| |
|
|
Tecelli'den Abuzittin'e Mektuplar
Abuzittincim, Okudun mu, Erzurum valisi yeni bi makam aracı aldırmış. Mercedes S 350. Böylece makam otomobillerinin sayısı 3'e çıkmış. Esas makam aracı 4x4 bi Cherokee imiş ama o yavaş gidiyormuş. "Erzurum'a gelen misafirlerimiz dönüşte hava alanına zor yetişiyorlardı. Uçağı kaçıranlar oluyordu. Mercedes'i ondan aldık" demiş Vali bey. İyi etmiş. Vali beyin misafirleri artık uçağı kaçırmazlar. Kaçırsalar bile 7 saniyede 100 kilometreye çıkan S 350 ile, varacakları yere, uçak hızıyla varabilirler. Şimdi bazıları ".. bu ne israf. 3 makam arabasına ne gerek var?" diye itiraz ediyorlar.
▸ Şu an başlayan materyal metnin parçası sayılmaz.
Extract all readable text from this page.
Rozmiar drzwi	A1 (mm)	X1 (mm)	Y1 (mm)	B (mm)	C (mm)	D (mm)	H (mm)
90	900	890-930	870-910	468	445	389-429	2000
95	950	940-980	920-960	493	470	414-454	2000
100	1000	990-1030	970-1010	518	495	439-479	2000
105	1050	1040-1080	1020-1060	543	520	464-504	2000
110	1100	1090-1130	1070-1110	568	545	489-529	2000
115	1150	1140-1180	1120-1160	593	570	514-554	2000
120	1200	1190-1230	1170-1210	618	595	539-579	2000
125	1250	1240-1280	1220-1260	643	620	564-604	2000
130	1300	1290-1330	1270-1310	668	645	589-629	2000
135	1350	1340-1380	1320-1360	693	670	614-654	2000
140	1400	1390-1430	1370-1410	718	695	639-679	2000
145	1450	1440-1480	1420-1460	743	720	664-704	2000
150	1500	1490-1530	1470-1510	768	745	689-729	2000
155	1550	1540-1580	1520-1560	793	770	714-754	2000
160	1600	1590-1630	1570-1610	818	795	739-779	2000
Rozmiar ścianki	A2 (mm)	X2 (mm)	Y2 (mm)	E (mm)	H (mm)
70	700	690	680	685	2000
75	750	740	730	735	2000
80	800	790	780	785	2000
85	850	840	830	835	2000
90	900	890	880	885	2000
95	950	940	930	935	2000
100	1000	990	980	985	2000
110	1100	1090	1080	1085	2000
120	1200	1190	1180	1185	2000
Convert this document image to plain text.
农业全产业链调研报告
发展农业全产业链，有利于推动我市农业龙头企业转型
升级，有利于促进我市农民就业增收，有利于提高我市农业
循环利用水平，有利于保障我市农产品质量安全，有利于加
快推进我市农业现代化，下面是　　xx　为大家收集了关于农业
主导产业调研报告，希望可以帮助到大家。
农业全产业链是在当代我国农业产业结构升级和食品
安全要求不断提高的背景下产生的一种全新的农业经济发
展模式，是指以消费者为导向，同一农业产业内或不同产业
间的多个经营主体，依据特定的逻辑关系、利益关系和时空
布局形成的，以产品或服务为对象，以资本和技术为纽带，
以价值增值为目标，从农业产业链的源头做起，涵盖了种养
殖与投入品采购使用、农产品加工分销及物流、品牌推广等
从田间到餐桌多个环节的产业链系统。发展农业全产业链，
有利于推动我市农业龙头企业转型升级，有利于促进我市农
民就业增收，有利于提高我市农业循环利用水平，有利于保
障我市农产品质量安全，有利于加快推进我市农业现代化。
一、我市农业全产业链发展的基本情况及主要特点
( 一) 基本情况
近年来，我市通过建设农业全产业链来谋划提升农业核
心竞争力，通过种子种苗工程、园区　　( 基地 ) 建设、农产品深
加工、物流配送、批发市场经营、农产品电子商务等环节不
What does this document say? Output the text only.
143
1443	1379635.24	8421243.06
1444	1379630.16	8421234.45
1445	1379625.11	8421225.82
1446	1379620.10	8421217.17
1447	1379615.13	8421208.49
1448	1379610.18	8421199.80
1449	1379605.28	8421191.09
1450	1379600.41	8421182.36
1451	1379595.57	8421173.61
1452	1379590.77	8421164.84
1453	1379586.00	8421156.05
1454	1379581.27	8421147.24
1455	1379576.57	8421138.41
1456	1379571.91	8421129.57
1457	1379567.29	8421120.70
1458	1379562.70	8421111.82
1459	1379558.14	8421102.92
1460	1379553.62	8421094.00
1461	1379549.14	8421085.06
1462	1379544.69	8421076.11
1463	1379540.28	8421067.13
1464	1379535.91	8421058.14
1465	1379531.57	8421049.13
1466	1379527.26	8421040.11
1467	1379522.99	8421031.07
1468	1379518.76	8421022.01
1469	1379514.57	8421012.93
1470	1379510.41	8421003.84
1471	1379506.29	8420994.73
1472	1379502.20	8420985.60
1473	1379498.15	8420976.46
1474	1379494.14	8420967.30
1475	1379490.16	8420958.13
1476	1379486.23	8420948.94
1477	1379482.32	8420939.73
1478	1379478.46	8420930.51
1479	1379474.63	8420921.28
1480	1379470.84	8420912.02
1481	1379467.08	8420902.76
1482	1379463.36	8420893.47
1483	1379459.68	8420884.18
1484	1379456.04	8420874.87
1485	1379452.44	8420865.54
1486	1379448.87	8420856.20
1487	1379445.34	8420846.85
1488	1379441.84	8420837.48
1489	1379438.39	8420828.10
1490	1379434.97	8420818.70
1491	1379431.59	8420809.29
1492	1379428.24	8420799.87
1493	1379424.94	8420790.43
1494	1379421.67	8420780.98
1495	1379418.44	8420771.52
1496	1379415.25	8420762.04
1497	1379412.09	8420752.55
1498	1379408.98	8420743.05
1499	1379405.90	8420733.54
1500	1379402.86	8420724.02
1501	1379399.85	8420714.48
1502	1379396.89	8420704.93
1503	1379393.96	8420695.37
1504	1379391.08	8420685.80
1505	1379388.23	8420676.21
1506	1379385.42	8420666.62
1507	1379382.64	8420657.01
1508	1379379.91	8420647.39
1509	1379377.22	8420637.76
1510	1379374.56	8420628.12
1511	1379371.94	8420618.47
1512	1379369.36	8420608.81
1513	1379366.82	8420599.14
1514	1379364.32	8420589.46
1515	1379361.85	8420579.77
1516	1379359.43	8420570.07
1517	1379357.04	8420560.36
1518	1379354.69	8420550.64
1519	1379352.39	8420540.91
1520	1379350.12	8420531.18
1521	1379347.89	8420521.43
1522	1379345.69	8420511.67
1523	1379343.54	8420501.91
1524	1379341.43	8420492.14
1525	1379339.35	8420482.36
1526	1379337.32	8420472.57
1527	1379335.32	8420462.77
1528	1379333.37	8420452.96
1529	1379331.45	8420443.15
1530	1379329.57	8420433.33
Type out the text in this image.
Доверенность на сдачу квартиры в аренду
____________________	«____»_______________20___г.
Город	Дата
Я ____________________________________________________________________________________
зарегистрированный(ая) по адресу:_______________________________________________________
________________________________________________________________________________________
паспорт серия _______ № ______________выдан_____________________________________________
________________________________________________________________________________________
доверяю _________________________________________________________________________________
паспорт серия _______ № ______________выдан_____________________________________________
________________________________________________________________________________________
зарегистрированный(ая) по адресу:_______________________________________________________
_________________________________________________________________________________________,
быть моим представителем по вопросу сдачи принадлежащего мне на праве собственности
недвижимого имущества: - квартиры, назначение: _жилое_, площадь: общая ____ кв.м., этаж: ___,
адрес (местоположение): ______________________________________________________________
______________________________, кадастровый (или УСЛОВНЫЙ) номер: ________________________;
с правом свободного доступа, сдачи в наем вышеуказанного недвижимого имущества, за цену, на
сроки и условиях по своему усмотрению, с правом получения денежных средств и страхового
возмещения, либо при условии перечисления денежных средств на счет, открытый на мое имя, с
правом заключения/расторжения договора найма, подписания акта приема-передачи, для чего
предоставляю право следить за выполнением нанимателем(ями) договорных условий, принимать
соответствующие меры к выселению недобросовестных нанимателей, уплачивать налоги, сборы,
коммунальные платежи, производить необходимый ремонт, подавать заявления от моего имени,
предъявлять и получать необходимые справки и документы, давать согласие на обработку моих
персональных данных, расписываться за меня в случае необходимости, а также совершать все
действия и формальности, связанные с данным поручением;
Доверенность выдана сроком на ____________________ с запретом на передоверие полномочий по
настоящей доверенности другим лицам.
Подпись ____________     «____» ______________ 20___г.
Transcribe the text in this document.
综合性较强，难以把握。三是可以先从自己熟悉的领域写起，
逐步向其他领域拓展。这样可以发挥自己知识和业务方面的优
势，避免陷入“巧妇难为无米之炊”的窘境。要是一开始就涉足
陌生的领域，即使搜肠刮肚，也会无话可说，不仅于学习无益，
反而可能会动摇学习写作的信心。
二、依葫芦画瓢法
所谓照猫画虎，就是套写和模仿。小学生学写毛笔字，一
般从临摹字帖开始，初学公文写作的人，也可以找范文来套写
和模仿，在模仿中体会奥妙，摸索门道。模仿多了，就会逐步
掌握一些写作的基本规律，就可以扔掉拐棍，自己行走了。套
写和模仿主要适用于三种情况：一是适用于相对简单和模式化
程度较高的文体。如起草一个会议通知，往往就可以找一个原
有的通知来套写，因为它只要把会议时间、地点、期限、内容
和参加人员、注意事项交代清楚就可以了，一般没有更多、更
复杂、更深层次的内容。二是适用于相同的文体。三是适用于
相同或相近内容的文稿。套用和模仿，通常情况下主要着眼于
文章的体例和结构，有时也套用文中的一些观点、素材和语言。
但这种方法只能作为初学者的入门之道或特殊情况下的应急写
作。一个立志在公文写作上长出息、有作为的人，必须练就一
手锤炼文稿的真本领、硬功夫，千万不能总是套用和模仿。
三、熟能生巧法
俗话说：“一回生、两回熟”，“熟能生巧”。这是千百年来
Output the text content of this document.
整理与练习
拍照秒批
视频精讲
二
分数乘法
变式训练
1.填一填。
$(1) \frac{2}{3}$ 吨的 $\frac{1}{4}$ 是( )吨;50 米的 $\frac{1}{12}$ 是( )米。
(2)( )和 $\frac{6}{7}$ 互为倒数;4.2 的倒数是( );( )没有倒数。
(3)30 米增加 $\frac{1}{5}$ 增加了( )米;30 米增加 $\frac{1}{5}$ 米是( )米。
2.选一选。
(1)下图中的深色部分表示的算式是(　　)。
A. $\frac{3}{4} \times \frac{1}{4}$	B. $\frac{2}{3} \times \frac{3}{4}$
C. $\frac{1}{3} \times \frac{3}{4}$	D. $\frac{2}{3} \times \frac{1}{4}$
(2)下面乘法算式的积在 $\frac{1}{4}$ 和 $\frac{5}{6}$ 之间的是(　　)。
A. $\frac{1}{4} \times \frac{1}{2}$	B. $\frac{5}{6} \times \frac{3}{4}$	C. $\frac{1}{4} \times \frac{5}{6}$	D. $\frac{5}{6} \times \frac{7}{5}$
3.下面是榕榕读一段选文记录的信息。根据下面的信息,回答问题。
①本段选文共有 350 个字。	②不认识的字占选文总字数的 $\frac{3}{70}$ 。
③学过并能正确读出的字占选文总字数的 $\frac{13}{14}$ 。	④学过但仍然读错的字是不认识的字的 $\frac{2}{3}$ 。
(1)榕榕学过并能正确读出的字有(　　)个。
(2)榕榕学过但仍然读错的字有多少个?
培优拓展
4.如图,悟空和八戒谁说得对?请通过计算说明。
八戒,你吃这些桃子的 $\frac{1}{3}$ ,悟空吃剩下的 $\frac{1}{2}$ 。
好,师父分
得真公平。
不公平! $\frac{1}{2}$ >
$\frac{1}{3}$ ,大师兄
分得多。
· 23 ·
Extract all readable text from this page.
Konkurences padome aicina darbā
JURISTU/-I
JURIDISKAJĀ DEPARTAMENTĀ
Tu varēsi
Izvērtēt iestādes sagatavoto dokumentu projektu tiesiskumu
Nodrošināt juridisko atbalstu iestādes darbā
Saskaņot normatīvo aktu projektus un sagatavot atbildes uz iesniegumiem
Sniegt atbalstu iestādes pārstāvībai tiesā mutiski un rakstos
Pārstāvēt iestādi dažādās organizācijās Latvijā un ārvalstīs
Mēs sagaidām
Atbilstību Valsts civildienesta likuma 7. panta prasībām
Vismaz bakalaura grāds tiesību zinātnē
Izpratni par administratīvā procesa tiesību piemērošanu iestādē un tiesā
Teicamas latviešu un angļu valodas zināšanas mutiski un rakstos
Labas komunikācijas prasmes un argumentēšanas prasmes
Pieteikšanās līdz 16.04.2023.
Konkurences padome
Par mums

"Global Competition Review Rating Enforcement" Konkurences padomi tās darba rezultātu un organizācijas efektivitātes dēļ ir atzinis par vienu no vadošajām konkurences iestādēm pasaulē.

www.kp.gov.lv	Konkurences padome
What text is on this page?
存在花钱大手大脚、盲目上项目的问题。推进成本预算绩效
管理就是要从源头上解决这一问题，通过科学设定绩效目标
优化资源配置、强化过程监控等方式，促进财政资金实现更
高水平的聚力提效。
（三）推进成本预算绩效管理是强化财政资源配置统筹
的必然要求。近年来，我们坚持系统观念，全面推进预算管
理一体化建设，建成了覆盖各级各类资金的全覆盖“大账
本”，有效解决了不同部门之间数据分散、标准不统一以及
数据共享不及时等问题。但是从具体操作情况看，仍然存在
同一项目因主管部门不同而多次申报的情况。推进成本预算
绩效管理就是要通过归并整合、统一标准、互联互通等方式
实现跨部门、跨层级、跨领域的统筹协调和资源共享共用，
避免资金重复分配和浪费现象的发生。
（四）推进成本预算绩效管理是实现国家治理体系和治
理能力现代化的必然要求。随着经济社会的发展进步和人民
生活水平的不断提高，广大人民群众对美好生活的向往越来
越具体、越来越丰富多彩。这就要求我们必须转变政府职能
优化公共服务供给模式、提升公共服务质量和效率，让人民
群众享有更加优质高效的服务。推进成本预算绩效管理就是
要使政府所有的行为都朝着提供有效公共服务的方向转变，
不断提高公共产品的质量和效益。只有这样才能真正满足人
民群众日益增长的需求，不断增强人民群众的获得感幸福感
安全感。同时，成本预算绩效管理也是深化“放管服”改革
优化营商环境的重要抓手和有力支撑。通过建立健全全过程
Bence bu israf sayılmaz. Şayet Vali Bey Mercedes S 350'yi almakla yetinmeyip, misafirlerinin uçağı kaçırmaması için vali konağına daha yakın bi yere yeni bi havaalanı inşa ettirseydi, belki o zaman "Bu ne israf?" denebilirdi. Koca valilikte 3 tane makam arabası çok değil. Zaten ertesi gün Sabah, Trabzon Valisi'nin 6 makam aracı olduğu haberini yazdı ki bunun içinde "misafirleri uçağa yetiştirme amaçlı Mercedes" yok. Ama anladığım kadarıyla o daha çok aile bireylerini rahat gezdirme amacıyla minibüs tipi araçları seçiyor ki son alınan 2007 model Volkswagen Caravelle bunun örneği. Bu araçların beherinin değeri, 300 veya 350 milyar kadar bi şey Abuzittincim. Yani, iki sayın Valimizin aldıkları son iki arabayla Erzurum ve Trabzon köylerinde soğuk günlerde tezek yakmak zorunda kalan okul çocuklarının, daha medeni şartlarda ısınarak kışı geçirmeleri sağlanabilirdi ama valilik makamının da bi "ağırlığı" olmalı yani. Sakın bu laflarımda "Valilik binasında da tezek yakılsın" gibi bi ima yaptığımı sanma, bu ayrıca 301'e de girebilir ki kanunlarımıza karşı suç işlemiş kötü vatandaş durumuna düşmek istemem. Sabah'ın bi okuyucusu da (Mehmet Meral) İsviçre'den "Bizim burada vali evinden işine otobüsle, havalar güzel olduğunda da bisikletle gidiyor" diye yazmış. Bu İsviçre de olabilir. Bi kere orada otobüsler sık işliyor. Öyle itiş kakış değil. Bisiklete gelince, bisiklet için özel bisiklet yolları var. Sonra tut ki misafir geldi uçağa yetişecek. Adamı bisikletle mi götüreceksin? Olmaz. Olmaz da aklıma bundan önceki Yunan Cumhurbaşkanı'nın (şimdi adını unuttum) bisikleti geldi. Hatırlıyor musun, sarayda değil de Atina'da bi apartman katında oturuyordu ve hırsızlar kapının önünden duran bisikletini çalmışlardı. Acaba polis bisikleti bulabildi mi yoksa bisiklet gitti gider mi? Münasip yerlerinden öperim kardeşim. Güneş.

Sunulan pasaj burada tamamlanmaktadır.